Appeals court rejects Straub’s claim to ex-Showboat casino
ATLANTIC CITY, N.J. (AP) -- Glenn Straub has lost another round in his real-life game of Monopoly in Atlantic City.
An appeals court on Thursday rejected a claim by the owner of the former Revel casino that he should be able to buy the former Showboat casino. The court ruled that a lower court judge was correct in allowing Stockton University to terminate its contract to sell the property to Straub in the midst of a tortured effort to dispose of the building.
Straub, who is battling with New Jersey regulators over when and how the former Revel should reopen under the new name Ten, had sued Stockton over his failed attempt to buy the Showboat. Stockton bought the shuttered casino from Caesars Entertainment in 2014, hoping to establish a long-sought urban campus in Atlantic City.
But the college could not resolve complicated and conflicting legal claims on how the property could be used.
The college then sold the property to Straub for $26 million in 2015, but later terminated the deal after determining Straub was not serious about buying it.
Philadelphia developer Bart Blatstein then bought the Showboat and opened it as a non-gambling hotel.
"Obstructionism will not stop the rebirth of Atlantic City," Blatstein said Thursday. "I believe this clarifies everything."
Straub said the ruling "didn't hurt us that much" because he has since bought the power plant that fueled Revel while it was open. When he signed a deal to buy the Showboat, it was primarily to connect its utilities to Revel, something he no longer needs to do.
"That was the whole reason we were even looking at the Showboat," he said, adding that his lawyers are looking for grounds to appeal the matter to the state Supreme Court.
He scooped up the $2.4 billion Revel from bankruptcy court for $82 million and attempted to buy the Showboat, located next door. He has also tried to buy Bader Field, the former airport site, and has talked about trying to acquire Boardwalk Hall as part of a planned $500 million investment in Atlantic City he calls The Phoenix Project.
Caesars Entertainment shut the still-profitable Showboat on Aug. 31, 2014, in the name of reducing competition in the struggling Atlantic City casino market. In December of that year, it sold the property for $18 million to Stockton.
But Caesars Entertainment placed a deed restriction on the Showboat before selling it to Stockton, preventing it from ever being used as a casino again.

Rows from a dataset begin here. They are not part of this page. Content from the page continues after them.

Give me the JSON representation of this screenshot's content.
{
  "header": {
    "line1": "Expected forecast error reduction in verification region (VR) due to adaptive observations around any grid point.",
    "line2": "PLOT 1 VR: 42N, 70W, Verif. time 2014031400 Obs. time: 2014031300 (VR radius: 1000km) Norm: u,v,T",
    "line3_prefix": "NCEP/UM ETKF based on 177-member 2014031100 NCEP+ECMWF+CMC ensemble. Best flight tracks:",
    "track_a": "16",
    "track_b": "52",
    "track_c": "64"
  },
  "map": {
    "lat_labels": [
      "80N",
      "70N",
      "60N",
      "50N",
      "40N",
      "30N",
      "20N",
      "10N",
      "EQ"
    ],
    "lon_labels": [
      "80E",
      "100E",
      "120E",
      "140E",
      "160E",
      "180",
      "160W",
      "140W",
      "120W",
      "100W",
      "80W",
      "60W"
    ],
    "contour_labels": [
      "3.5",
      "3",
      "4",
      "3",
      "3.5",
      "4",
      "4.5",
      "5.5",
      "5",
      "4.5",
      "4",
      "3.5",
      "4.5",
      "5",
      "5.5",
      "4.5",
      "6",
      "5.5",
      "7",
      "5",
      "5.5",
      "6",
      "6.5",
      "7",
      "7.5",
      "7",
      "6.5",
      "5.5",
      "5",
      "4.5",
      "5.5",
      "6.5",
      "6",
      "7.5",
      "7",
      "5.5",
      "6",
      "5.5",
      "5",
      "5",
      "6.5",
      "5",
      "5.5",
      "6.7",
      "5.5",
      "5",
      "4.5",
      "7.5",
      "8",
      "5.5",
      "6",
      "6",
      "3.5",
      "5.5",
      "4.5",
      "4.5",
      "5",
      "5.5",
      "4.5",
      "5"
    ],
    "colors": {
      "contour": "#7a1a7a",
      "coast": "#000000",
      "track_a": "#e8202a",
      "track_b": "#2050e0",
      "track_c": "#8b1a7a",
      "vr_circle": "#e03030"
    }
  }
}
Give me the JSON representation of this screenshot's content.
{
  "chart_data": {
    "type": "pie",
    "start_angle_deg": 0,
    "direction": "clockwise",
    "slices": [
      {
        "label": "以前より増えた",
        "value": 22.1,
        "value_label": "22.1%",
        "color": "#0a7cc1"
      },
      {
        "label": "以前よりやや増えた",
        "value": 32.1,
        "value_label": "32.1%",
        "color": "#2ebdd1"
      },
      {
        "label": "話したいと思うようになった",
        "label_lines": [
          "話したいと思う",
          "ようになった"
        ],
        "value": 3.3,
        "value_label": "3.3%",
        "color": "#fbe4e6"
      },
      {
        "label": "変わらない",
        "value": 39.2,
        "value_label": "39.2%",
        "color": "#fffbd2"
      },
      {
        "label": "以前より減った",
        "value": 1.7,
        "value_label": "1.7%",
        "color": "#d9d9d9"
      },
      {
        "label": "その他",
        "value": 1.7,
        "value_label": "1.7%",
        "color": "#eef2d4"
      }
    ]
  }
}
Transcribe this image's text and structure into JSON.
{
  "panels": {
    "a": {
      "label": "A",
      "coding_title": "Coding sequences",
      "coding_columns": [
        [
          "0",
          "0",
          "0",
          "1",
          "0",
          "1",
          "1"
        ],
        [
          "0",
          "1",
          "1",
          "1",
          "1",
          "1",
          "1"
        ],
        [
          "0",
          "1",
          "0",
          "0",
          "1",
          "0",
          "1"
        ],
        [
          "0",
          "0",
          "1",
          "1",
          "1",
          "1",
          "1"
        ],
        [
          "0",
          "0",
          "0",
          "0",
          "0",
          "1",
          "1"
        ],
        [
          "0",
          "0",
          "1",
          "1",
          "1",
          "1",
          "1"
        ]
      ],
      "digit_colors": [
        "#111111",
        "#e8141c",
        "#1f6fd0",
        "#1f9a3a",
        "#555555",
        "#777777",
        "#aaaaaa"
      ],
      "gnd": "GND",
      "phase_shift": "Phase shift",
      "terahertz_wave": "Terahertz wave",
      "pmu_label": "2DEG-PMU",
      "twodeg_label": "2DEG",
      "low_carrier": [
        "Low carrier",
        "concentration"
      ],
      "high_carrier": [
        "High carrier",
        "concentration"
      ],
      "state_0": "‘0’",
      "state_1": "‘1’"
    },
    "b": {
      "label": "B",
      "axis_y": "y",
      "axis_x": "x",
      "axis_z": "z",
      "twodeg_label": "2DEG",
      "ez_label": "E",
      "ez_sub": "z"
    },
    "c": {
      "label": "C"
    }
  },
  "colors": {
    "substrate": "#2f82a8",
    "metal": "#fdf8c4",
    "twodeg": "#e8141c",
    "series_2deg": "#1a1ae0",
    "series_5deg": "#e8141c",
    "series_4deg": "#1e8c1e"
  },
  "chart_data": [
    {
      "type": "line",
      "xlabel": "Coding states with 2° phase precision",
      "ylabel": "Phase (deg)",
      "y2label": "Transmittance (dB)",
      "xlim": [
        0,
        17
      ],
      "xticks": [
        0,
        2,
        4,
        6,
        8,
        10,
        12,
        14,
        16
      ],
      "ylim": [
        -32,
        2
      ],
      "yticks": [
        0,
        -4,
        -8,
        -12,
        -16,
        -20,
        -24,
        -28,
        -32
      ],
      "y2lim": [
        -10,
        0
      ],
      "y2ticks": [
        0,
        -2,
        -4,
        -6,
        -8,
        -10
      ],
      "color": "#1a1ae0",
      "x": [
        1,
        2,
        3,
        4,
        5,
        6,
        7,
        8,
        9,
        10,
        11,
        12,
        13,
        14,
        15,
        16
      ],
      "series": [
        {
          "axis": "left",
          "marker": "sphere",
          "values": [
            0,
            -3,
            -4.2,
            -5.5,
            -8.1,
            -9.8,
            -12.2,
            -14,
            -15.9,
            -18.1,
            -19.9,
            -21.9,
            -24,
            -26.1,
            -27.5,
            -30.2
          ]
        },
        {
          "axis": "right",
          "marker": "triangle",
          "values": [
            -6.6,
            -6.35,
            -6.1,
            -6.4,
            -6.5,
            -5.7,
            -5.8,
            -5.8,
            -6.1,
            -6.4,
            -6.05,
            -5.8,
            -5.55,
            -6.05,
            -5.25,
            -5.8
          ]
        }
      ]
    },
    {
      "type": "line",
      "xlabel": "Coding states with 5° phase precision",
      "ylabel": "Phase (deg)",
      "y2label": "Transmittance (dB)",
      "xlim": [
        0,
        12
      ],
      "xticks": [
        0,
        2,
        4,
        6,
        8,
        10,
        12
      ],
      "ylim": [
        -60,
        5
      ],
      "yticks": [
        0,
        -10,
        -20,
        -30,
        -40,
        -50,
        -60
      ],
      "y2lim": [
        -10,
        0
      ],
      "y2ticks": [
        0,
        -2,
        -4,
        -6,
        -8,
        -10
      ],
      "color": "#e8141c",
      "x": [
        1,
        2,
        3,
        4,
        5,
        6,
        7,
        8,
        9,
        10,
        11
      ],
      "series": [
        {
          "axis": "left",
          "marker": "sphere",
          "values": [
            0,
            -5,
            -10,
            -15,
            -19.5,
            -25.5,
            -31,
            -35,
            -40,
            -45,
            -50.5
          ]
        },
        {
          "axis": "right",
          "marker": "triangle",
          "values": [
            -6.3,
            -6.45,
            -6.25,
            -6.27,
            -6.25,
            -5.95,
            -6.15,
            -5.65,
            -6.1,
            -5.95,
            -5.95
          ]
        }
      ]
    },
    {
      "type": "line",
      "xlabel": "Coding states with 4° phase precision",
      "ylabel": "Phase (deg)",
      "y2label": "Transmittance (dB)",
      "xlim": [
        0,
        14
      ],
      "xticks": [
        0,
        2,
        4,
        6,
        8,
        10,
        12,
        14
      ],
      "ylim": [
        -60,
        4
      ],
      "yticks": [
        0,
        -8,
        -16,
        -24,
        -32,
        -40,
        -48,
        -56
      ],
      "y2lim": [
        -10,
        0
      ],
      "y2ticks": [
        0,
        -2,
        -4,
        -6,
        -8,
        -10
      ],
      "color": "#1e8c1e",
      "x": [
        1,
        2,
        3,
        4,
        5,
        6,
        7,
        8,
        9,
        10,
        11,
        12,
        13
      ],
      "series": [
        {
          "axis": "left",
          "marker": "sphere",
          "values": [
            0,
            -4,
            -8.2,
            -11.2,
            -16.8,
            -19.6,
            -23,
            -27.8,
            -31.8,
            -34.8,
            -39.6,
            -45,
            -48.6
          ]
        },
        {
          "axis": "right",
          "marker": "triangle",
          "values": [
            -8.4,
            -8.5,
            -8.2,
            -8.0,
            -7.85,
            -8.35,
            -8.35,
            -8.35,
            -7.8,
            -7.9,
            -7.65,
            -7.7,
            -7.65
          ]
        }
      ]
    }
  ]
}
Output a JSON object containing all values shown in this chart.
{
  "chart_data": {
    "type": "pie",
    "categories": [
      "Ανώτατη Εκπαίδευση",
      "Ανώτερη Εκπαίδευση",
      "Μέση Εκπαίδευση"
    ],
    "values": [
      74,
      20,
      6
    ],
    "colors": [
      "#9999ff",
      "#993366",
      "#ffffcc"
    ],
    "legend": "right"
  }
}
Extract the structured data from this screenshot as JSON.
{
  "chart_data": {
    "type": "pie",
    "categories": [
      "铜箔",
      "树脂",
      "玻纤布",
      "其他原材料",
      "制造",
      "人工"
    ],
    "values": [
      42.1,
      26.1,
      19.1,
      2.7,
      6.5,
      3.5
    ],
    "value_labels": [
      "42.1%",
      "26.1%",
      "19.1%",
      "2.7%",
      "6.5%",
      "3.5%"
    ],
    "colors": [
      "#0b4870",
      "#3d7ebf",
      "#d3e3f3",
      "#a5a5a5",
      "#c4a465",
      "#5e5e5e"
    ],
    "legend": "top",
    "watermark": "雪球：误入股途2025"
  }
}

That clashed with a 1988 covenant signed by Showboat, the Trump Taj Mahal and Resorts, mandating that the Showboat never be used as anything other than a casino.
Stockton did not get the covenant resolved before buying the Showboat, and Taj Mahal owner Trump Entertainment Resorts refused to waive it, fearing that underage college students next door would sneak into the Taj Mahal to drink and gamble, exposing the casino to costly fines.
Blatstein said last October that he and billionaire Carl Icahn, who at the time owned the Taj Mahal, had reached an agreement resolving the deed restrictions and allowing the Showboat to continue to operate as a non-gambling hotel.